Родился 11 июля 1949 года в поселке Саньково Злынковского района Брянской области. В 1972 году окончил Благовещенский государственный медицинский институт. Работал хирургом шебунинской больницы Невельского района, анестезиологом-реаниматологом невельской больницы и Сахалинской областной больницы. Заведовал отделением анестезиологии Южно‐Сахалинской детской больницы и отделением анестезиологии‐реанимации Сахалинской областной больницы, также работал заместителем главного врача по лечебной работе областной больницы. С 1988 года и по настоящее время — заведующий отделением анестезиологии‐реанимации областной детской больницы.
Заслуженный работник здравоохранения Сахалинской области. Лауреат Премии мэра Южно‐Сахалинска в номинации "Дарю жизнь", Заслуженный врач России, лауреат конкурса "Лучший врач Сахалинской области 2013 года".
— Виктор Дмитриевич, с чего обычно начинается утро вашего рабочего дня?
— Встаю я рано — в пять, в половину шестого — и сразу как-то автоматически, зрительно представляю свое отделение: этот ребенок, вот этот ребенок, какие проблемы у каждого из них могут возникнуть сегодня, и какие конкретно вопросы мне с моими врачами нужно будет решать. В восемь я уже на работе, у меня обход больных, потом отчет дежурной смены, ну и затем в течение дня я реализовываю свои мысли по поводу больных.
— Есть ли какие-то особенно тяжелые дни недели или, может быть, особенно сложные периоды в году, когда поток пациентов наиболее велик?
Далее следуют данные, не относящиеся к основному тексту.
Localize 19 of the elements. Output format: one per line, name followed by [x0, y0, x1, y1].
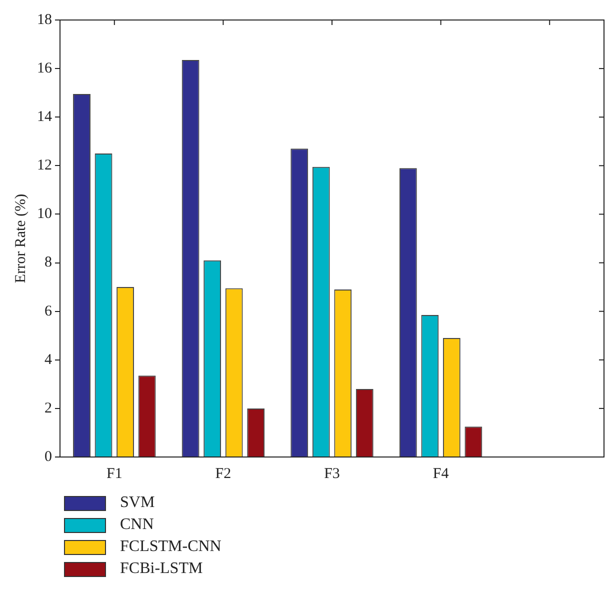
x-tick-label: F4 — [432, 466, 450, 482]
y-tick-label: 4 — [44, 352, 52, 368]
x-tick-label: F1 — [106, 466, 122, 482]
y-tick-label: 18 — [37, 12, 52, 28]
legend-label: FCBi-LSTM — [120, 560, 203, 578]
y-tick-label: 0 — [44, 448, 52, 465]
y-axis-title: Error Rate (%) — [12, 194, 29, 284]
y-tick-label: 16 — [37, 60, 52, 76]
y-tick-label: 2 — [44, 400, 52, 416]
y-tick-label: 12 — [37, 158, 52, 174]
x-tick-label: F3 — [324, 466, 340, 482]
x-tick-label: F2 — [215, 466, 232, 482]
y-tick-label: 8 — [44, 254, 52, 271]
legend-label: FCLSTM-CNN — [120, 538, 222, 556]
y-tick-label: 14 — [37, 109, 52, 126]
legend-label: SVM — [120, 494, 155, 512]
y-tick-label: 10 — [37, 206, 52, 222]
y-tick-label: 6 — [44, 303, 52, 320]
legend-label: CNN — [120, 516, 154, 534]
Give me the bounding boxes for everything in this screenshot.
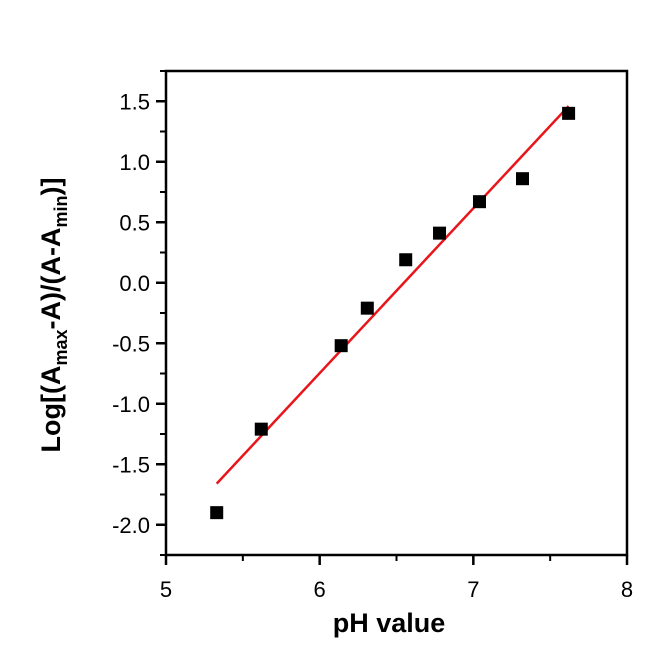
data-point bbox=[562, 106, 576, 120]
y-axis-title-sub-min: min bbox=[51, 196, 71, 228]
y-axis-title-prefix: Log[(A bbox=[36, 366, 66, 453]
data-point bbox=[360, 301, 374, 315]
x-tick-label: 6 bbox=[314, 577, 326, 602]
data-point bbox=[399, 253, 413, 267]
fit-line bbox=[215, 105, 570, 485]
data-point bbox=[516, 172, 530, 186]
x-tick-label: 5 bbox=[160, 577, 172, 602]
x-axis-title: pH value bbox=[333, 608, 446, 638]
y-tick-label: 0.0 bbox=[119, 271, 150, 296]
plot-area: 5 6 7 8 1.5 1.0 0.5 0.0 -0.5 -1.0 -1.5 -2.0 bbox=[112, 69, 633, 602]
plot-frame bbox=[164, 69, 629, 557]
y-tick-label: 1.0 bbox=[119, 150, 150, 175]
data-point bbox=[210, 506, 224, 520]
y-axis-title: Log[(Amax-A)/(A-Amin)] bbox=[36, 178, 71, 453]
x-tick-label: 8 bbox=[621, 577, 633, 602]
x-tick-label: 7 bbox=[467, 577, 479, 602]
y-tick-label: -0.5 bbox=[112, 331, 150, 356]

— У нас бывают периоды затишья, когда пациентов не очень много. Обычно они сменяются резким поступлением больных. Судя по опыту, самый напряженный день — это понедельник, потому что за выходные дни поступают больные, о которых я, конечно, знаю, но определенные детали обследования мне пока еще не очень известны, нужно время, чтобы получить конкретику. И это пятница, потому что поступают дети из районов и из отделений нашей больницы для качественного наблюдения в выходные дни.
— В нашем архиве есть новость от 19 июня 2000 года, в ней говорится о том, что реаниматологи детской больницы просят подарить отделению телевизор и видеомагнитофон, чтобы было чем отвлечь пациентов. Видимо, в то время все было совсем печально. Расскажите, какие перемены произошли в вашем отделении по сравнению с относительно недавним периодом.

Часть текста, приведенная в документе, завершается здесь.